Grundlagenforschung ist Voraussetzung für bessere Therapien

„Die wenigsten der identifizierten genetischen Varianten greifen in den Bauplan für wichtige Proteine ein, die den Stoffwechsel regulieren“, sagt Prof. Nöthen. „Meistens erfolgen die Effekte über Veränderungen der Genregulation.“ Dabei bleibt die „Blaupause“ in der Erbinformation unangetastet. Es wird vielmehr die Produktionsmenge des Proteins beeinflusst, für das das Gen den Bauplan liefert. „Die Identifizierung der Ursachen der Schizophrenie ist eine wichtige Voraussetzung für die Verbesserung von Therapien. Veränderungen der Genregulation erscheinen dabei als ein erfolgversprechender Ansatz“, sagt Prof. Dr. Dan Rujescu vom Universitätsklinikum Halle, dessen Arbeitsgruppe ebenfalls an der Studie beteiligt war.

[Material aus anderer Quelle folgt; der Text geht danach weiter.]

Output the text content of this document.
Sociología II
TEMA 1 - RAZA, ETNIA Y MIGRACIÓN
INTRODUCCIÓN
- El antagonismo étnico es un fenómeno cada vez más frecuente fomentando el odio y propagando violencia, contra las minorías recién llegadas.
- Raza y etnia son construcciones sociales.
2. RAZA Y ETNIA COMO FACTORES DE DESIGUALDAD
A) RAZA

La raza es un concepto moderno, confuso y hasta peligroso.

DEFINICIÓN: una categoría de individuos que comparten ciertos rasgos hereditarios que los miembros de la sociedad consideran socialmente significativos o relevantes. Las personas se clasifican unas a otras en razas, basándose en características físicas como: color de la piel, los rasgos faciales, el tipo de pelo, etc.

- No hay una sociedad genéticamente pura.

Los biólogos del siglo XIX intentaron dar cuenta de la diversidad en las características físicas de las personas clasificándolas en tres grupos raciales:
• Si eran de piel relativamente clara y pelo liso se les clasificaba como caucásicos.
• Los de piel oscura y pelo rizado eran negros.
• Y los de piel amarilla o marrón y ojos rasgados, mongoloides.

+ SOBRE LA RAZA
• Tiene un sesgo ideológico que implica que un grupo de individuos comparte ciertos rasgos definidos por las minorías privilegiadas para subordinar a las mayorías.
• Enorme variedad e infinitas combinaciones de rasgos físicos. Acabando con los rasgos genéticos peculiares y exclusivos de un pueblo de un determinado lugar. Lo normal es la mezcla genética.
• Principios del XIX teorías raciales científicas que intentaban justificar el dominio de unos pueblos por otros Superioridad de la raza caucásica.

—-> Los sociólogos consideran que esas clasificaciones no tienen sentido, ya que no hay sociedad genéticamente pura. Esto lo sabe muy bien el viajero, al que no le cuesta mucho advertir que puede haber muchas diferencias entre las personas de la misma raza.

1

Das Bundesministerium für Bildung und Forschung (BMBF) fördert den deutschen PGC-Beitrag im Rahmen des e:Med Programms zur Systemmedizin (IntegraMent Verbund). Ziel des Vorhabens ist es, ausgehend von genetischen Befunden die Rolle der beteiligten Stoffwechselwege bei der Entwicklung psychiatrischer Krankheiten genauer aufzuklären. Dabei sollen unter anderem bioinformatische Methoden, Bildgebungsverfahren zur Sichtbarmachung spezifischer Gehirnfunktionen sowie stammzellbasierte molekularbiologische Untersuchungen zur Anwendung kommen. Koordiniert wird der IntegraMent Verbund, an dem zehn Forschungseinrichtungen in Deutschland beteiligt sind, am Bonner Universitätsklinikum.